Examination of the resulting assembler code generated by the compiler indicated that time was being spent copying the two new values for each row (bc) into the two 'save values' for each row (ab for next time around). There were 6 such copies between registers. We decided therefore to unroll the loop and process 4 output pixels each time around the loop. The would avoid the copying since the correct temporary values could just be used direct each time. This would use a lot of registers, however.

Coding of this algorithm was relatively straight-forward, however the resulting code was significantly slower than the original. We modified it to pack three values into a register and unpack them with the barrel shifter. This yielded an additional 20% speedup (50% total).

Examination of the assembler output of the C compiler showed that significant register spilling was still occurring. The stack was being used to hold temporary values that could not be held in registers. Changing a few C compiler options (to remove the frame pointer) helped a little.

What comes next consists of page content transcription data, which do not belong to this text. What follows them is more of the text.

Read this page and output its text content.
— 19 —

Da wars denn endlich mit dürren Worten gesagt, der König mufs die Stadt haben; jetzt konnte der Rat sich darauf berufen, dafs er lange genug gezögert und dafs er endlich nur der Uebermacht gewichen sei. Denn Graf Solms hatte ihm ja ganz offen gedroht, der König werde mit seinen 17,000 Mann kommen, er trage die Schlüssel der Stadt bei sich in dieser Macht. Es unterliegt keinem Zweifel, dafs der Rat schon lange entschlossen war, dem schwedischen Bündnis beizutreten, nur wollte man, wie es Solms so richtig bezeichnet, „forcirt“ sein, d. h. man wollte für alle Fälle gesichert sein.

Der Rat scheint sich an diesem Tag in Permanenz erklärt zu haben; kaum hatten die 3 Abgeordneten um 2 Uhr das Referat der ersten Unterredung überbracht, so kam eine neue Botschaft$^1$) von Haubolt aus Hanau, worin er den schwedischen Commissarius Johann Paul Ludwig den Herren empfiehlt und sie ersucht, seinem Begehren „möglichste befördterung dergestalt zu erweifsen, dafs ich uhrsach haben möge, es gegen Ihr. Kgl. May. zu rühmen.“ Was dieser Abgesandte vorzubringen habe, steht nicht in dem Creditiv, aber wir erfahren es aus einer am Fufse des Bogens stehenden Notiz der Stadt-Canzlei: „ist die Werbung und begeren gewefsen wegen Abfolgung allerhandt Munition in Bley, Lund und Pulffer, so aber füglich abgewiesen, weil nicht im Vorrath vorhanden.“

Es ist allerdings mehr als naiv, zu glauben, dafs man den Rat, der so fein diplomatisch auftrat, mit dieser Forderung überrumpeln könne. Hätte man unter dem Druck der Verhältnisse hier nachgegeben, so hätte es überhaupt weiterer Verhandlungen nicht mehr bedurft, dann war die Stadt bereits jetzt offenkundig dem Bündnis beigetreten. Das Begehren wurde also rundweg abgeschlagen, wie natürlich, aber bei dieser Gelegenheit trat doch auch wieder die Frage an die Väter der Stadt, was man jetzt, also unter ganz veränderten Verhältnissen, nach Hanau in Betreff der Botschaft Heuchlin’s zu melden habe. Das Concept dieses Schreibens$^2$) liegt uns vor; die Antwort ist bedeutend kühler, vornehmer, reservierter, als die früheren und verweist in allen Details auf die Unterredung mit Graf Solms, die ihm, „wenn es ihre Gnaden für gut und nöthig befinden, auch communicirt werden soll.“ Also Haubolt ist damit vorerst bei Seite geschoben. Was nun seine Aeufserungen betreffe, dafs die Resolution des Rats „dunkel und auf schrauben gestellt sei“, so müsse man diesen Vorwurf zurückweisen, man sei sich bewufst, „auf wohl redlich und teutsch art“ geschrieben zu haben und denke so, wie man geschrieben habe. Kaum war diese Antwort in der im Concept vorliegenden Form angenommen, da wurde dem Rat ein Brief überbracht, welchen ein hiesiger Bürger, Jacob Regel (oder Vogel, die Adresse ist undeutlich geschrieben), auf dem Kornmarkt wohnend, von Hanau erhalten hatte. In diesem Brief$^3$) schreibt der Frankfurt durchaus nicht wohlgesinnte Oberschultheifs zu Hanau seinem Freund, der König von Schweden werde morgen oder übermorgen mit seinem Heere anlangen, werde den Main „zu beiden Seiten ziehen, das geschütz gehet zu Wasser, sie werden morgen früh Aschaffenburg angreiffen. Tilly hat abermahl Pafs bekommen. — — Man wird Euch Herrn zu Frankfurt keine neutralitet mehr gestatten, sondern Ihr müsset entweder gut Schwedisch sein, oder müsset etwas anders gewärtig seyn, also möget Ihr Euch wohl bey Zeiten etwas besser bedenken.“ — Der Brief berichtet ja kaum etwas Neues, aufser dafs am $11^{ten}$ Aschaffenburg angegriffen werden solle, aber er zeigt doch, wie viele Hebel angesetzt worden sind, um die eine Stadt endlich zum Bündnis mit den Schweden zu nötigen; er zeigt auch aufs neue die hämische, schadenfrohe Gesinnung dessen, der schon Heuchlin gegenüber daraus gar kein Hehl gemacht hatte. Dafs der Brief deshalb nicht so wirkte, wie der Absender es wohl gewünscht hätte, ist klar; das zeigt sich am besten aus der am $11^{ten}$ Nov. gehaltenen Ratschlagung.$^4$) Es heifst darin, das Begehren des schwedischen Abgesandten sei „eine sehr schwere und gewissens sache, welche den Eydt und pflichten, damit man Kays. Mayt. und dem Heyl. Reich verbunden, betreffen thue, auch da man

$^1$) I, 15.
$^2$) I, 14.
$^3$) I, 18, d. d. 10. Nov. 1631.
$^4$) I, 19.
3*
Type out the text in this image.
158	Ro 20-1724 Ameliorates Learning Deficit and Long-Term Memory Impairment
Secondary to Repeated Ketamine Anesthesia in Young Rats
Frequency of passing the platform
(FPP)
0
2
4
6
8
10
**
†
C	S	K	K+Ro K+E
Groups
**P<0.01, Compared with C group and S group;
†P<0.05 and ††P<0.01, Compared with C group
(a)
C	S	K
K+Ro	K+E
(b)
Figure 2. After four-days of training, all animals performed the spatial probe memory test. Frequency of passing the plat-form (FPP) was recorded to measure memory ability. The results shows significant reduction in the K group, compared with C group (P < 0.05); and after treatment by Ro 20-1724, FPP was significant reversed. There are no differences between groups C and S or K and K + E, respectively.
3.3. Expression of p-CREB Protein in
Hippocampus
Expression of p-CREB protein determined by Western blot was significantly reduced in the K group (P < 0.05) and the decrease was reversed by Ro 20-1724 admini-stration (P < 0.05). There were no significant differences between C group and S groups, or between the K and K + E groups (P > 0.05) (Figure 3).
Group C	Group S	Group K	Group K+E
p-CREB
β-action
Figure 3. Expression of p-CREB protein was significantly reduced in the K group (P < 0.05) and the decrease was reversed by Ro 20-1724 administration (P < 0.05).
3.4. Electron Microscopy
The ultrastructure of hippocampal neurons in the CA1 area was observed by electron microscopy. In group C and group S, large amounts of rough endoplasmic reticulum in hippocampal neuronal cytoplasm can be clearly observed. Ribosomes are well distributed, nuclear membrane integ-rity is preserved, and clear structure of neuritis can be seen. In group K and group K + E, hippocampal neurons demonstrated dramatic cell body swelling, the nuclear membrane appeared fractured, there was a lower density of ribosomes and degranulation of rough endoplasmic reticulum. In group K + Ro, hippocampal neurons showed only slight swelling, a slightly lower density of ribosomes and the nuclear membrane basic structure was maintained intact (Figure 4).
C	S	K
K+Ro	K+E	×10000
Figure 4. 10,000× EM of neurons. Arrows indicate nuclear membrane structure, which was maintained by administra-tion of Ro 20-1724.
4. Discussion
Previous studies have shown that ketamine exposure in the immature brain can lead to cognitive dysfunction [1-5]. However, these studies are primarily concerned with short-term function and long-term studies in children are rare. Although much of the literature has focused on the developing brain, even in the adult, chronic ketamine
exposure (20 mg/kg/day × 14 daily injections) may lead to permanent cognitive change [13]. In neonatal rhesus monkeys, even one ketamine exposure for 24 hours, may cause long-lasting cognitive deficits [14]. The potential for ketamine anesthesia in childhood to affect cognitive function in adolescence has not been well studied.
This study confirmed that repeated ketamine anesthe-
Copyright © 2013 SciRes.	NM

The decision was then made to move to ARM assembler. Using the C compiler output as a base, we first just removed the register spilling operations (stack loads and stores). Obviously the code did not now work, but it indicated the performance we might achieve if this could be done. The result was convincing and indicated that this route was worth following, at least for RISC processors such as the ARM.

We then worked on removing the register spilling problems. We moved the outer loop and inner loop counters out of registers and onto the stack since these were not actually used in the inner loop itself. This freed up two more registers.

By rearranging some of the code, we were able to remove all of the registers spills from the inner loop. This yielded a total speed-up of around 120%, more than double the original performance.

In total the project took just on a week of time, to more than double the performance of an already-reasonable algorithm. This is a significant period to work on one single algorithm, but in this case it was well worthwhile. The newly coded algorithm allowed the client to significantly improve the performance of their device on the chosen RISC processors and produce a useful working prototype.